The Nobel Laureate’s recent winning of a seat in Myanmar's Army-dominated parliament and current high-profile European tour are being taken as further signs that the government is maintaining its reform drive.
But there are other signals that the country is changing for the better. And with those changes come new items on the visiting journalist's to-do checklist.
GALLERY Aung San Suu Kyi
Over the past year, the Me N Ma Girls (hoping there's no need to explain the obvious pun on the country's name), a pop/dance act made up of five young Myanmar singers and dancers, have appeared frequently in the international media.
“We appreciate all the media who interview us,” says Ah Moon, a 21-year-old singer and dancer from war-torn Kachin state in the country's north. She recently finished a Russian language degree and speaks fluent English with an Americanized twang.

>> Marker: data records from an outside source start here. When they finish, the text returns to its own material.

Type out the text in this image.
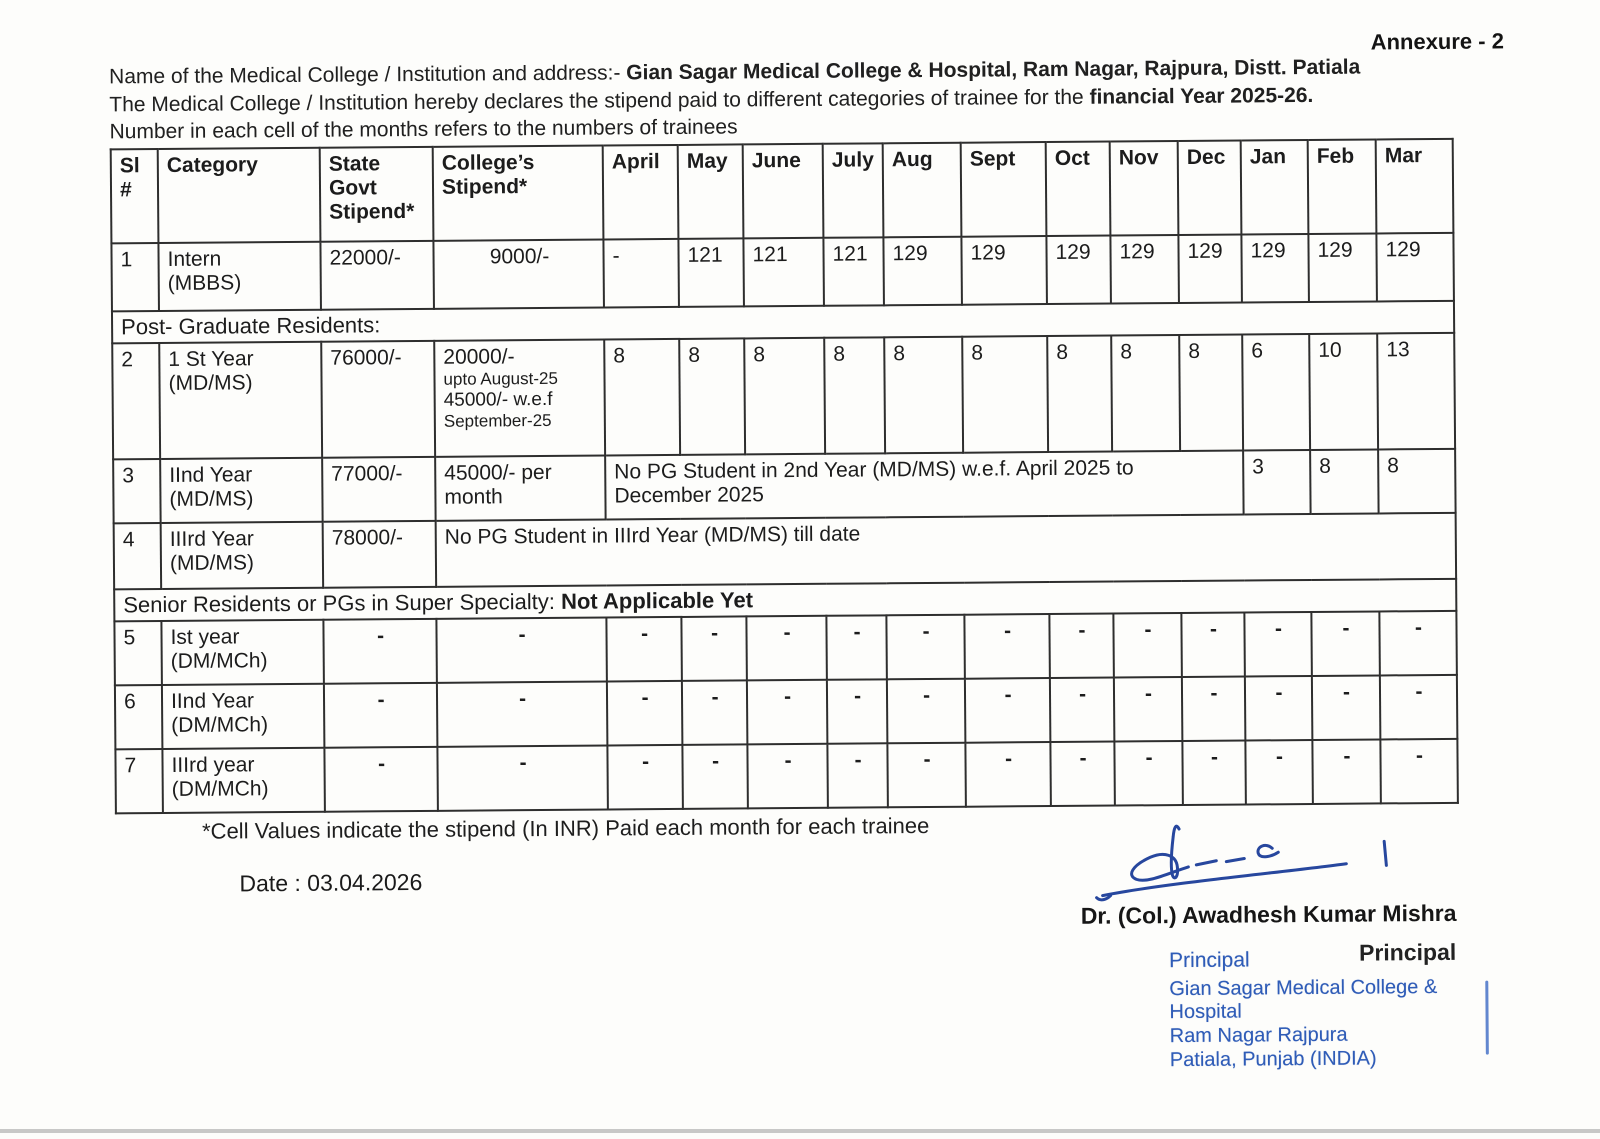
Annexure - 2
Name of the Medical College / Institution and address:- Gian Sagar Medical College & Hospital, Ram Nagar, Rajpura, Distt. Patiala
The Medical College / Institution hereby declares the stipend paid to different categories of trainee for the financial Year 2025-26.
Number in each cell of the months refers to the numbers of trainees
Sl
#	Category	State
Govt
Stipend*	College’s
Stipend*	April	May	June	July	Aug	Sept	Oct	Nov	Dec	Jan	Feb	Mar
1	Intern
(MBBS)	22000/-	9000/-	-	121	121	121	129	129	129	129	129	129	129	129
Post- Graduate Residents:															
2	1 St Year
(MD/MS)	76000/-	20000/-
upto August-25
45000/- w.e.f
September-25
	8	8	8	8	8	8	8	8	8	6	10	13
3	IInd Year
(MD/MS)	77000/-	45000/- per
month	No PG Student in 2nd Year (MD/MS) w.e.f. April 2025 to December 2025									3	8	8
4	IIIrd Year
(MD/MS)	78000/-	No PG Student in IIIrd Year (MD/MS) till date												
Senior Residents or PGs in Super Specialty: Not Applicable Yet															
5	Ist year
(DM/MCh)	-	-	-	-	-	-	-	-	-	-	-	-	-	-
6	IInd Year
(DM/MCh)	-	-	-	-	-	-	-	-	-	-	-	-	-	-
7	IIIrd year
(DM/MCh)	-	-	-	-	-	-	-	-	-	-	-	-	-	-
*Cell Values indicate the stipend (In INR) Paid each month for each trainee
Date : 03.04.2026
Dr. (Col.) Awadhesh Kumar Mishra
Principal
Principal
Gian Sagar Medical College & Hospital
Ram Nagar Rajpura
Patiala, Punjab (INDIA)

Successive stories have branded the ladies as emblems of cultural change and taboo-lifting in what was one of the world's most oppressive political regimes. The girls, perhaps wise beyond their years, seem wary of being typecast as some sort of cultural fable or cliché, rather than aspiring pop superstars in their own right.
“Yeah, we've been in a lot of articles, it's been great,” says Kimi, 24, an ethnic Chin from the northwest of Myanmar. “But, sometimes it's like 'can we practice now?'" the girls say, feigning good-humored weariness, while gathered around a laptop in Ah Moon's family apartment in Yangon.